Ça commence en fanfare. D’abord Dixie Clay, jolie frimousse taches de rousseur sous boucles auburn, mais Winchester en pogne. Et pas maladroite avec. Capable de dégommer un paquet de Lucky à 30 m. Ou quasi. La prouesse impressionne les deux agents du fisc qui cuisinent son bootlegger de mari, Jesse, menotté à une chaise. Renversement de situation. Jesse est détaché, il braque le tandem flicard, s’enfonce dans la forêt avec eux. Dixie Clay se demande bien ce qui va leur arriver.

Changement de décor. Ham Johnson et Ted Ingersoll font route vers Hobnob, un bled sur le Mississipi. Deux anciens vétérans de la guerre 14-18, devenus agents du fisc à la réputation d’incorruptibles, choisis pour leurs états de service par Herbert Hoover, le secrétaire d’État au commerce responsable du respect de la loi sur la prohibition, pour une mission spéciale : fureter à Hobnob, découvrir qui distille dans ce coin paumé, et retrouver deux de leurs collègues portés disparus. Ham et Ted s’arrête sur le chemin dans un magasin général et tombe sur une tuerie. Trois cadavres. Et un putain de bébé qui braille.

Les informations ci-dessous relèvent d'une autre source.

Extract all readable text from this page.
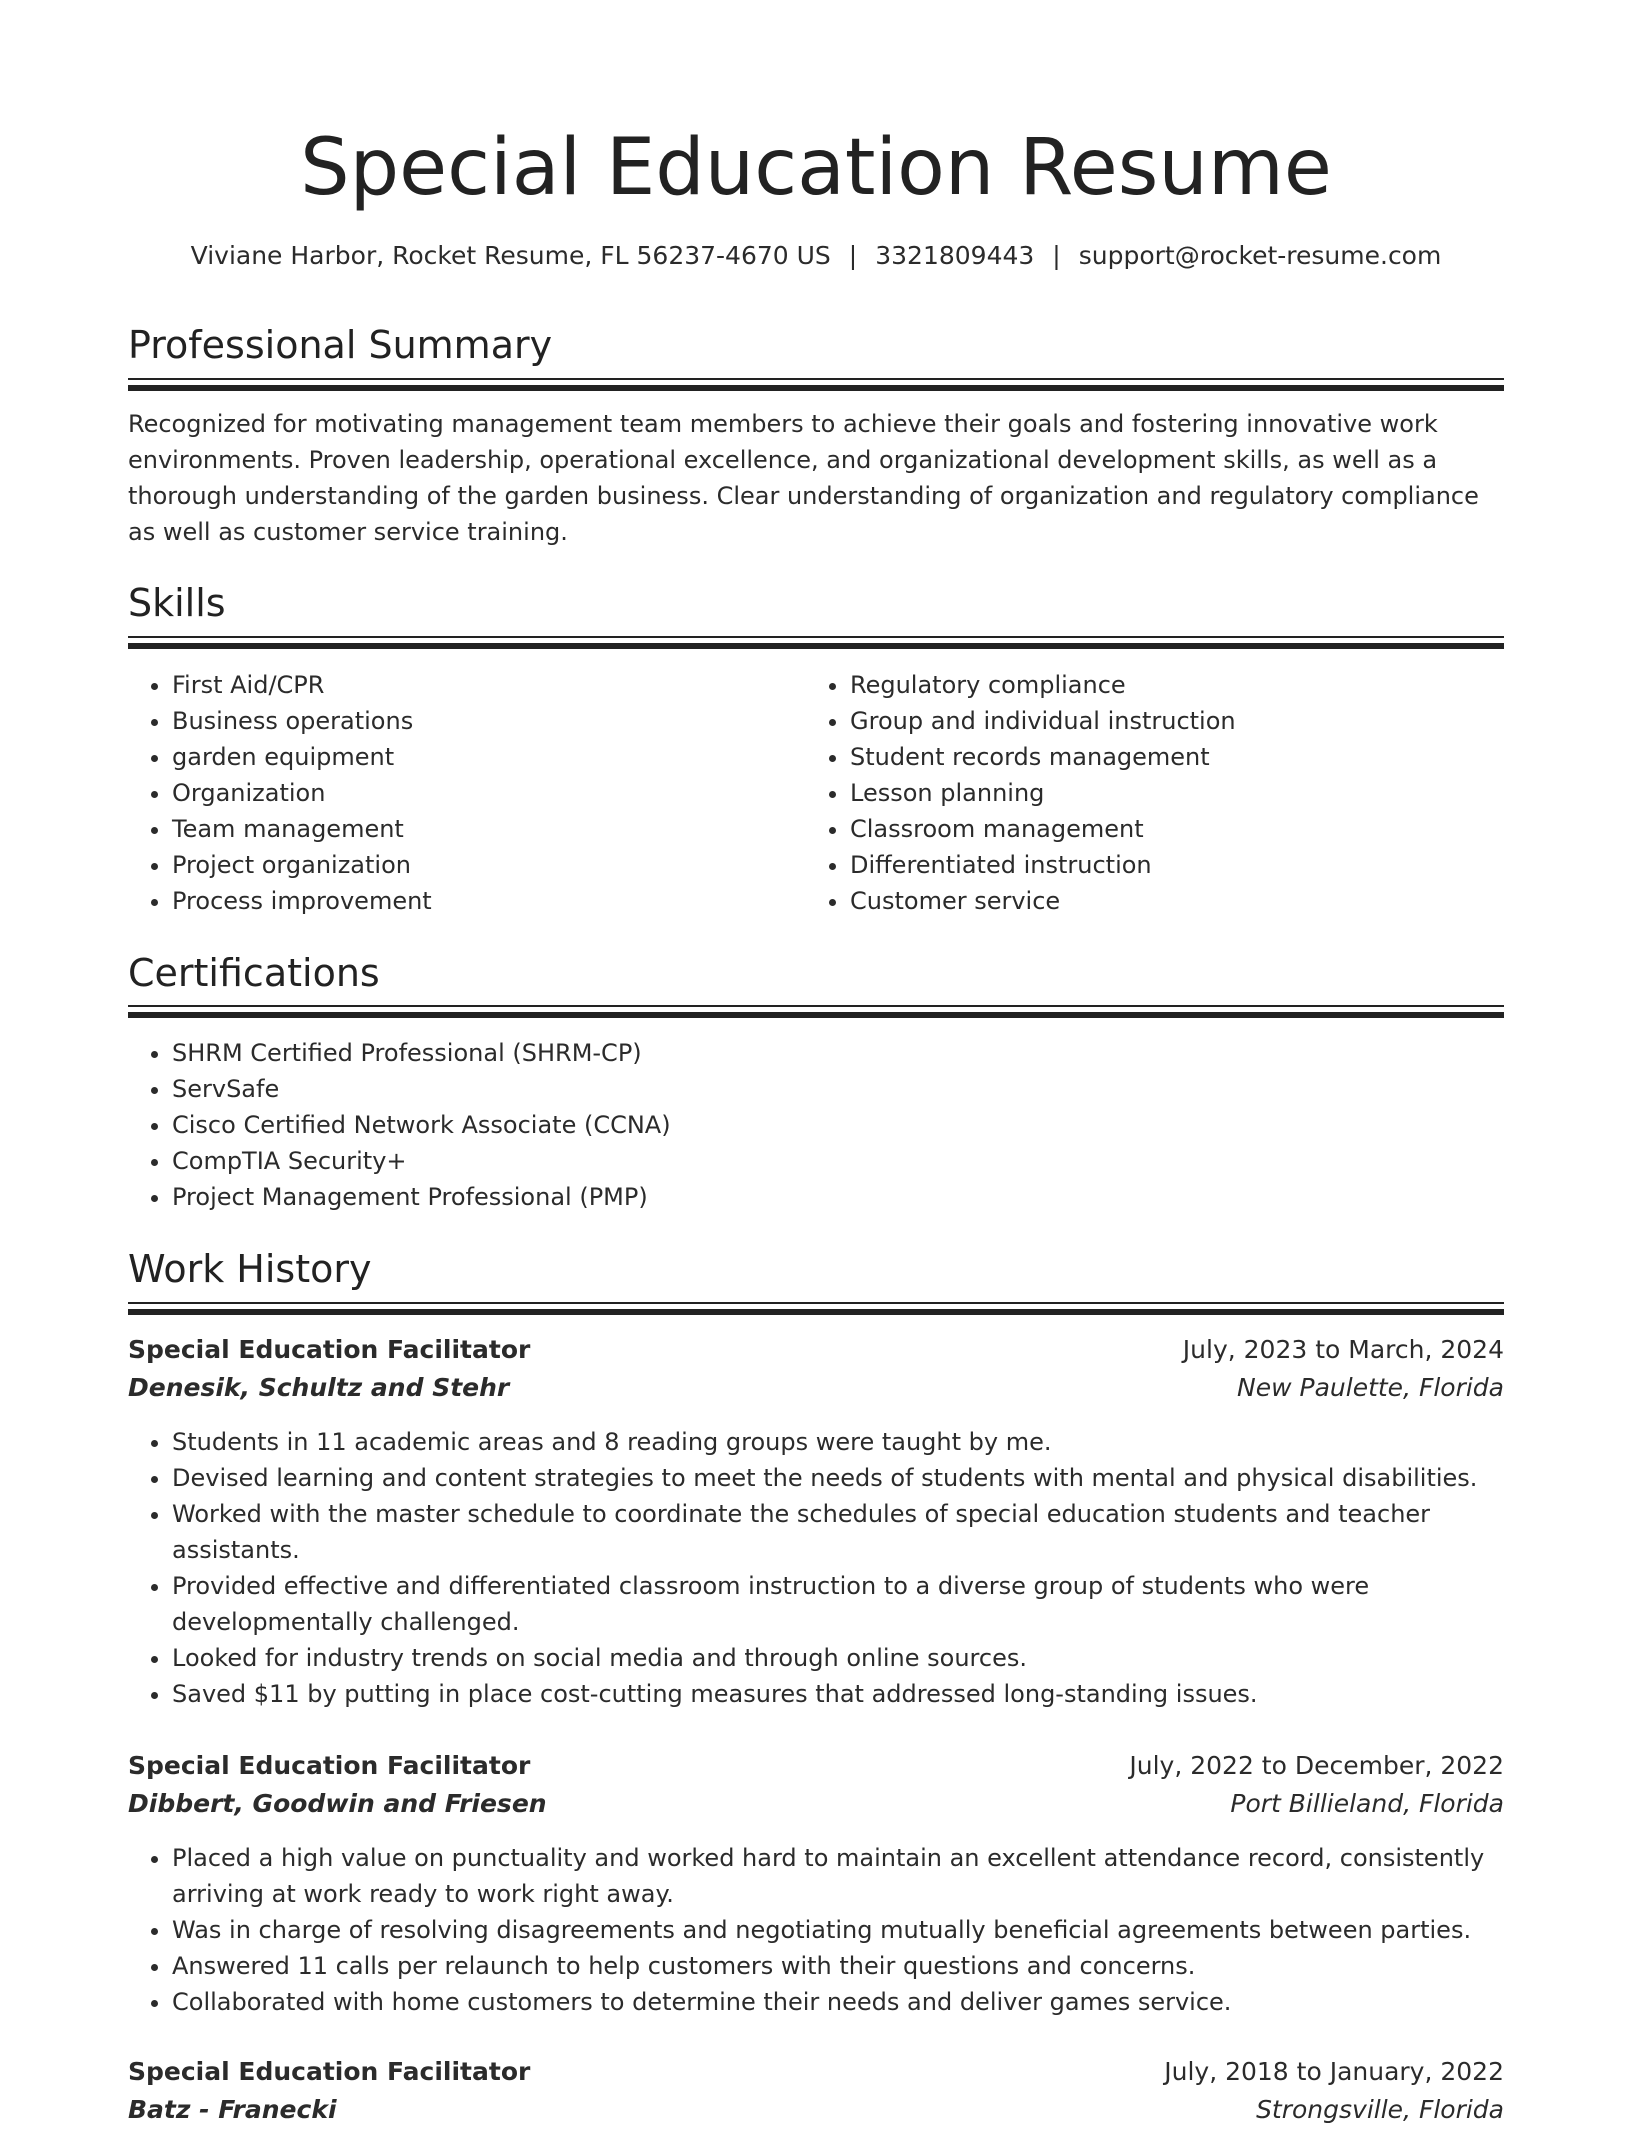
Special Education Resume
Viviane Harbor, Rocket Resume, FL 56237-4670 US | 3321809443 | support@rocket-resume.com
Professional Summary

Recognized for motivating management team members to achieve their goals and fostering innovative work environments. Proven leadership, operational excellence, and organizational development skills, as well as a thorough understanding of the garden business. Clear understanding of organization and regulatory compliance as well as customer service training.

Skills
• First Aid/CPR
• Business operations
• garden equipment
• Organization
• Team management
• Project organization
• Process improvement
• Regulatory compliance
• Group and individual instruction
• Student records management
• Lesson planning
• Classroom management
• Differentiated instruction
• Customer service
Certifications
• SHRM Certified Professional (SHRM-CP)
• ServSafe
• Cisco Certified Network Associate (CCNA)
• CompTIA Security+
• Project Management Professional (PMP)
Work History
Special Education Facilitator	July, 2023 to March, 2024
Denesik, Schultz and Stehr	New Paulette, Florida
• Students in 11 academic areas and 8 reading groups were taught by me.
• Devised learning and content strategies to meet the needs of students with mental and physical disabilities.
• Worked with the master schedule to coordinate the schedules of special education students and teacher assistants.
• Provided effective and differentiated classroom instruction to a diverse group of students who were developmentally challenged.
• Looked for industry trends on social media and through online sources.
• Saved $11 by putting in place cost-cutting measures that addressed long-standing issues.
Special Education Facilitator	July, 2022 to December, 2022
Dibbert, Goodwin and Friesen	Port Billieland, Florida
• Placed a high value on punctuality and worked hard to maintain an excellent attendance record, consistently arriving at work ready to work right away.
• Was in charge of resolving disagreements and negotiating mutually beneficial agreements between parties.
• Answered 11 calls per relaunch to help customers with their questions and concerns.
• Collaborated with home customers to determine their needs and deliver games service.
Special Education Facilitator	July, 2018 to January, 2022
Batz - Franecki	Strongsville, Florida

Fort bien. On se dit que voilà un retour à la case départ pour Tom Franklin. Ambiance Culasse de l’enfer, son formidable premier roman, avec juste un passage de l’Alabama fin XIXe au Mississipi 1927. Western noir en perspective. Sauf que Franklin met de l’eau dans son sévère bourbon. Et pas seulement parce qu’il est beaucoup question de flotte et de colère du fleuve, Franklin situant son affaire durant la Grande Crue qui noya des millions d’hectares dans six états américains, inondation la plus catastrophique de l’histoire du pays (le coup de projecteur sur cet épisode plutôt oublié n’est pas le moindre intérêt du livre). Non. Franklin bifurque assez vite avec ce petit bout vagissant que prend en charge l’ancien orphelin Ingersoll, avant de le confier, par hasard, à Dixie Clay. L’influence évidemment de la poétesse Beth Ann Fennelly, sa femme. C’est elle qui est à la manœuvre sur tous ces passages d’une tendresse formidable au cœur du chaos : les sentiments qui remontent à la surface chez Ingersoll, les relations qui se nouent avec Dixie Clay autour du bébé, leurs destins qui s’embarquent sur le même radeau quand tout part à la dérive. Le flot romanesque qui en découle charrie le lecteur aussi puissamment que les eaux déchaînées du Mississipi débordant. Réussite d’une écriture à quatre mains parfaitement maîtrisée. Le tandem dans certains entretiens confesse sa passion du lyrisme, mais sans jamais sombrer dans l’excès de pathos envahissant. Leur langue commune est précise, calculée : « Nous sommes tous les deux très attachés aux coupes, explique Franklin. Tout ce que nous pouvons couper, nous le coupons, et joyeusement ». Travail exemplaire et payant. Le résultat est là : une histoire d’amour magnifique qui émerge d’un roman noir historique sans concession. Un vrai plaisir. Et la confirmation, une fois de plus – la quatrième après La culasse de l’enfer, Smonk et Le retour de Silas Jones – du talent tous azimuts de Tom Franklin.